626 Section 10. Except as otherwise expressly provided in this
627 act and except for this section, which shall take effect upon
628 becoming a law, this act shall take effect July 1, 2025.
629
630 ================= T I T L E A M E N D M E N T ================
631 And the title is amended as follows:
632 Delete everything before the enacting clause
633 and insert:
634 A bill to be entitled
635 An act relating to affordable housing; amending ss.

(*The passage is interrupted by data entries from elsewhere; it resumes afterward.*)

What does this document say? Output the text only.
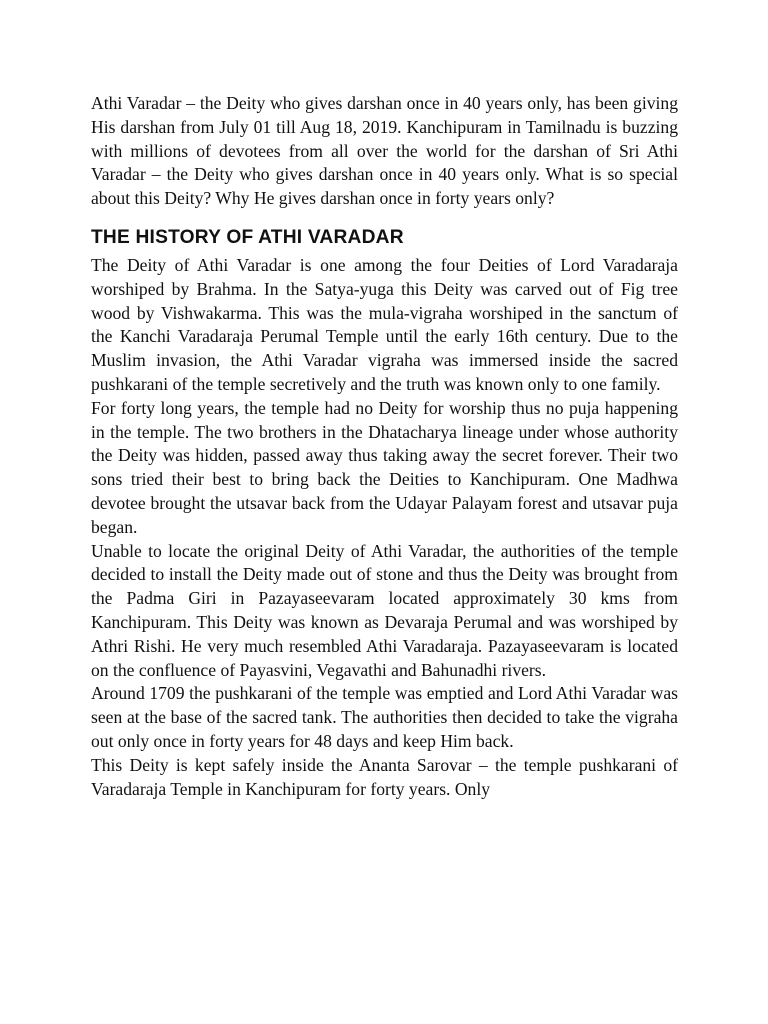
Athi Varadar – the Deity who gives darshan once in 40 years only, has been giving His darshan from July 01 till Aug 18, 2019. Kanchipuram in Tamilnadu is buzzing with millions of devotees from all over the world for the darshan of Sri Athi Varadar – the Deity who gives darshan once in 40 years only. What is so special about this Deity? Why He gives darshan once in forty years only?

THE HISTORY OF ATHI VARADAR

The Deity of Athi Varadar is one among the four Deities of Lord Varadaraja worshiped by Brahma. In the Satya-yuga this Deity was carved out of Fig tree wood by Vishwakarma. This was the mula-vigraha worshiped in the sanctum of the Kanchi Varadaraja Perumal Temple until the early 16th century. Due to the Muslim invasion, the Athi Varadar vigraha was immersed inside the sacred pushkarani of the temple secretively and the truth was known only to one family.

For forty long years, the temple had no Deity for worship thus no puja happening in the temple. The two brothers in the Dhatacharya lineage under whose authority the Deity was hidden, passed away thus taking away the secret forever. Their two sons tried their best to bring back the Deities to Kanchipuram. One Madhwa devotee brought the utsavar back from the Udayar Palayam forest and utsavar puja began.

Unable to locate the original Deity of Athi Varadar, the authorities of the temple decided to install the Deity made out of stone and thus the Deity was brought from the Padma Giri in Pazayaseevaram located approximately 30 kms from Kanchipuram. This Deity was known as Devaraja Perumal and was worshiped by Athri Rishi. He very much resembled Athi Varadaraja. Pazayaseevaram is located on the confluence of Payasvini, Vegavathi and Bahunadhi rivers.

Around 1709 the pushkarani of the temple was emptied and Lord Athi Varadar was seen at the base of the sacred tank. The authorities then decided to take the vigraha out only once in forty years for 48 days and keep Him back.

This Deity is kept safely inside the Ananta Sarovar – the temple pushkarani of Varadaraja Temple in Kanchipuram for forty years. Only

636 125.01055 and 166.04151, F.S.; revising applicability;
637 requiring counties and municipalities, respectively,
638 to authorize multifamily and mixed-use residential as
639 allowable uses in portions of flexibly zoned areas
640 under certain circumstances; prohibiting counties and
641 municipalities from imposing certain requirements on
642 proposed multifamily developments; prohibiting
643 counties and municipalities from requiring that more
644 than a specified percentage of a mixed-use residential
645 project be used for certain purposes; revising the
646 density, floor area ratio, or height below which
647 counties and municipalities may not restrict certain
648 developments; defining the term “story” for a proposed
649 development located within a municipality within a
650 certain area of critical state concern; requiring the
651 administrative approval of certain proposed
652 developments without further action by a quasi
653 judicial or administrative board or reviewing body
654 under certain circumstances; requiring counties and
655 municipalities to reduce parking requirements by a
656 specified percentage for certain proposed developments
657 under certain circumstances; requiring counties and
658 municipalities to allow adjacent parcels of land to be
659 included within certain proposed developments;
660 requiring a court to give priority to and render
661 expeditious decisions in certain civil actions;
662 requiring a court to award reasonable attorney fees
663 and costs to a prevailing party in certain civil
664 actions; providing that such attorney fees or costs
665 may not exceed a specified dollar amount; prohibiting
666 the prevailing party from recovering certain other
667 fees or costs; defining terms; authorizing the use of
668 a specified approval process for a proposed
669 development on a parcel of land primarily developed
670 and maintained for specified facilities; authorizing
671 counties and municipalities to restrict the height of
672 such proposed developments under certain
673 circumstances; prohibiting counties and municipalities
674 from imposing certain building moratoriums; providing
675 an exception, subject to certain requirements;
676 providing applicability; authorizing applicants for
677 certain proposed developments to notify the county or
678 municipality, as applicable, by a specified date of
679 its intent to proceed under certain provisions;
680 requiring counties and municipalities to allow certain
681 applicants to submit revised applications, written
682 requests, and notices of intent to account for changes
683 made by the act; amending s. 380.0552, F.S.; revising
684 the maximum hurricane evacuation clearance time for
685 permanent residents, which time is an element for
686 which amendments to local comprehensive plans in the
687 Florida Keys Area must be reviewed for compliance;
688 providing legislative intent; creating s. 420.5098,
689 F.S.; providing legislative findings and intent;
690 defining terms; providing that it is the policy of the
691 state to support housing for certain employees and to
692 permit developers in receipt of certain tax credits
693 and funds to create a specified preference for housing
694 certain employees; requiring that such preference
695 conform to certain requirements; amending s. 760.26,
696 F.S.; providing that it is unlawful to discriminate in
697 land use decisions or in the permitting of development
698 based on the specified nature of a development or
699 proposed development; providing effective dates.